I decided to hardcode this function, and not let specify it from outside because it is a criterion that is described by original algorithm definition. If you’ll use this code and need to use different stop criterion just pass it as parameter of execute' function.

Iterations

1
2
3
4
5
6
7
8
9
10
11
12
13
14
15
16
17
18
19
let execute' (randSubset: Initializator<'elem>)
             (distance: Distance<'elem, 'cost>)
             (centroid: Centroid<'elem>)
             (k: int)
             (data: 'elem seq) = 
    // let checkStop = ...

    let update = findNewCentroids distance centroid
    let rec epoch data current =
        let next = update data current

        let stop = checkStop current next

        match stop with
        | true -> current
        | false -> epoch data next

    let initial = randSubset k data
    epoch data initial

And in the last part of algorithm I’m recursively iterate checking if stop criterion is met. When is met I can return current vector of centroids.

How to use it?

The usage is very simple, just look at the test method I wrote to check if my algorithm is working as expected:

1
2
3
4
5
6
7
8
9
10
11
12
13
14
15
16
17
18
19
20
let avg = Seq.average
let distance a b = abs(a - b)

[<Test>]
let ``Should find centroids of given groups`` () =
    let centroids = seq [1.0;5.0;9.0]
    let precision = 0.1
    let data = seq {
        for c in centroids do
        let n = [-1.0 .. precision .. 1.0] |> List.map (fun f -> f + c)
        yield! n
    }
    let randomizer = kMeans.randomSubset' (System.Random(50))
    
    let newCentroids = kMeans.execute' randomizer distance avg 3 data
    let result = newCentroids |> Seq.sort |> Seq.toList

    Assert.AreEqual(1.0, result.[0], 0.1)
    Assert.AreEqual(5.0, result.[1], 0.1)
    Assert.AreEqual(9.0, result.[2], 0.1)

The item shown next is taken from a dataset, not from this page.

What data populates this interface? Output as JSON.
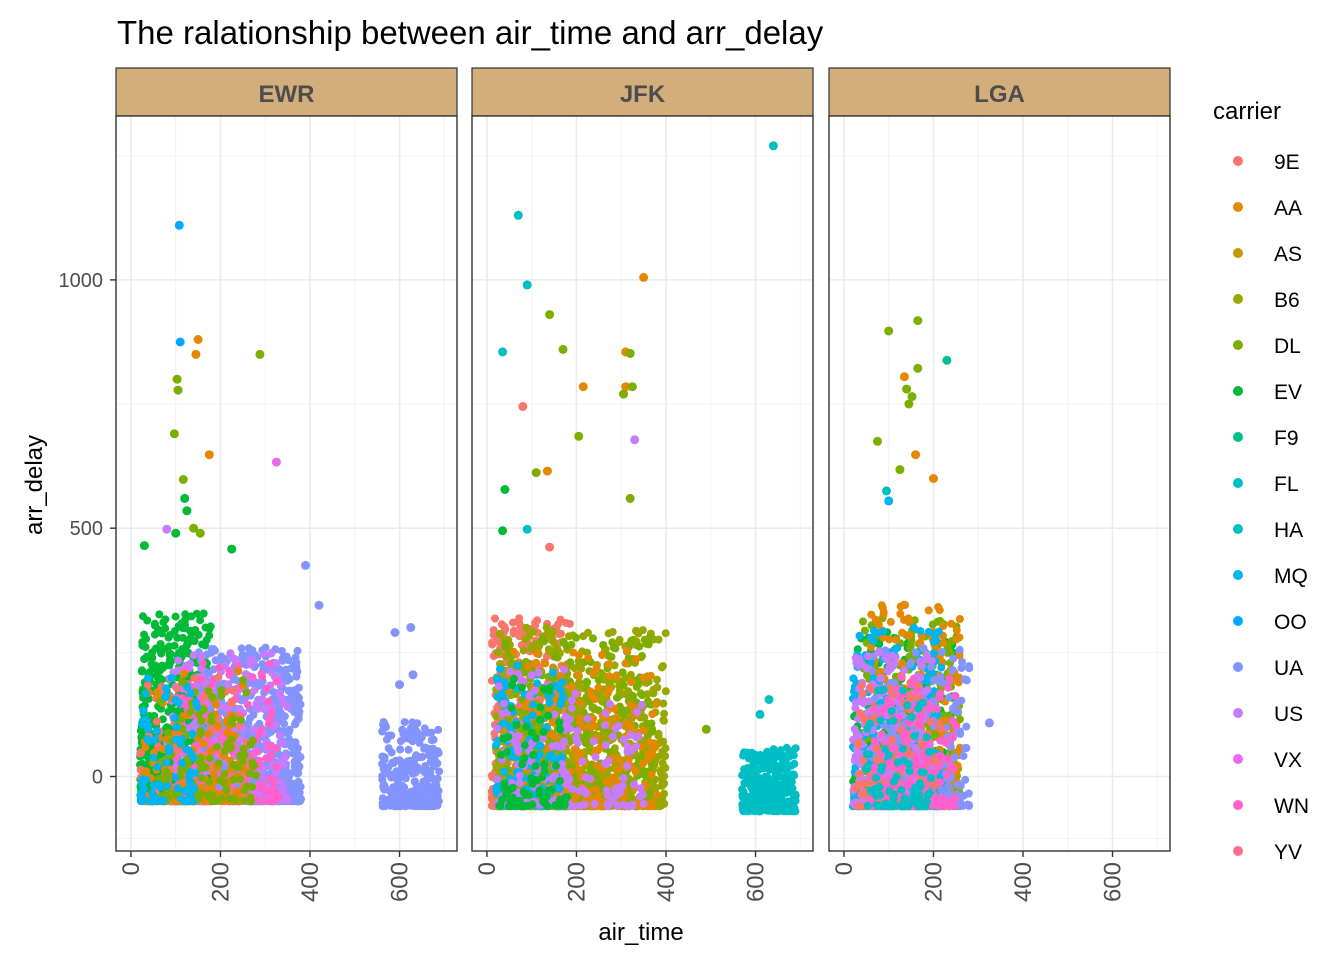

This test generates some data around given points then pass them to algorithm and checks if returned vector is equal to original one. The number 3 in the invocation is the k parameter.

There is also execute function that has provided default initialization function, so there is only need to apply Distance and Centroid. In test I’ve used again version with ' to be able to specify RNG explicitely.

In the test I’m using simplest distance for real numbers: \(abs(a-b)\) and for calculating centroid I’m using average of values, and basically that’a all you need to do for real numbers. I believe that functions for other types won’t be much more complicated.

This is the end of story - simple algorithm for complex data processing. I suppose my F# may be better, so I’m waiting for comments.